El hombre ha ido poniendo en practica esa idea y castigar una acción contraria a lo que el común comprendería como correcta no ha sido dejada al destino, divinidad, espíritu o alma, la carga del castigo sino que él mismo ha buscado aplicar sanciones dolorosas que enseñen no solo al infractor sino a toda la comunidad la paga de su acción, por ello la publicidad de las sanciones.

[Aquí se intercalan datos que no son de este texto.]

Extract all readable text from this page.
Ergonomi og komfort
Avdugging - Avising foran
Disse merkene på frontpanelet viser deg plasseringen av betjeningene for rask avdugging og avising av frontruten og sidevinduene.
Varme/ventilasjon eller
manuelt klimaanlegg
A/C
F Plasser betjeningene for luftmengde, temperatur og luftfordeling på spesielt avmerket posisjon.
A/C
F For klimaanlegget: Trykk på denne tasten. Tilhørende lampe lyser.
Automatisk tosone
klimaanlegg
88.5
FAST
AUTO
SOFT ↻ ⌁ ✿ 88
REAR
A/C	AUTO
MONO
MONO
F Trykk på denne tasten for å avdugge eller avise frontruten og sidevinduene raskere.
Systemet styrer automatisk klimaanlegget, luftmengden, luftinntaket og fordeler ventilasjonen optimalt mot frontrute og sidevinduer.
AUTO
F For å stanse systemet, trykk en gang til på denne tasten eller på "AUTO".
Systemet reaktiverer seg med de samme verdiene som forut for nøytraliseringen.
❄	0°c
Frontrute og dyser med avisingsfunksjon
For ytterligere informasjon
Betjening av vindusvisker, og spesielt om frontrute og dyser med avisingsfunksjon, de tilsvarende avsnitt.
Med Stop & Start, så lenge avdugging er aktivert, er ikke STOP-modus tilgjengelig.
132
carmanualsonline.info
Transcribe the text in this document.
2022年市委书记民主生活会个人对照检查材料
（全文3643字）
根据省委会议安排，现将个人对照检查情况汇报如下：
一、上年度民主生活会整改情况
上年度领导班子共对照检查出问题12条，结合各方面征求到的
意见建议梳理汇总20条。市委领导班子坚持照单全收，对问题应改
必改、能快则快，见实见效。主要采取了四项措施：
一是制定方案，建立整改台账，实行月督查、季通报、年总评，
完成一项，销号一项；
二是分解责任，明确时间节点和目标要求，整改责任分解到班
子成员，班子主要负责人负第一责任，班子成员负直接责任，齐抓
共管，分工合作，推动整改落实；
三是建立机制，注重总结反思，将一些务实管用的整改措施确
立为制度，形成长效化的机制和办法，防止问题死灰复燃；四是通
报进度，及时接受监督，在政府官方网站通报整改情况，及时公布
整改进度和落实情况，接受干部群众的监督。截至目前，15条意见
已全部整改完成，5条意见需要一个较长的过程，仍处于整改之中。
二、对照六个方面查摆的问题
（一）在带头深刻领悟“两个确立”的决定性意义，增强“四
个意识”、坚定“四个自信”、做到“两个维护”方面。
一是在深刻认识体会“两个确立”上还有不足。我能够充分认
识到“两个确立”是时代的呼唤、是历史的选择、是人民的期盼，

Delito con su castigo, un binomio ya inmerso en nuestro pensar y en la imagen que tenemos del actuar. En la leyenda que Don Artemio compiló no sabremos quien proveyó el castigo para la acción, sin duda no fue el Estado quien lo hizo, pero ¿será el fiel envalentonado que tras enterarse del enorme sacrilegio cometido se convierte en paladín de su religión y con gallardía va y mata a Félix Moncada? O ¿seria el mismo Félix que consiente de la tremenda falta que hizo no encontró motivo para su subsistir, la culpa le corrompió las entrañas hasta cruzar la línea del continuo espíritu de vivir?, son preguntas que la historia no responde pero que si invitan a la reflexión.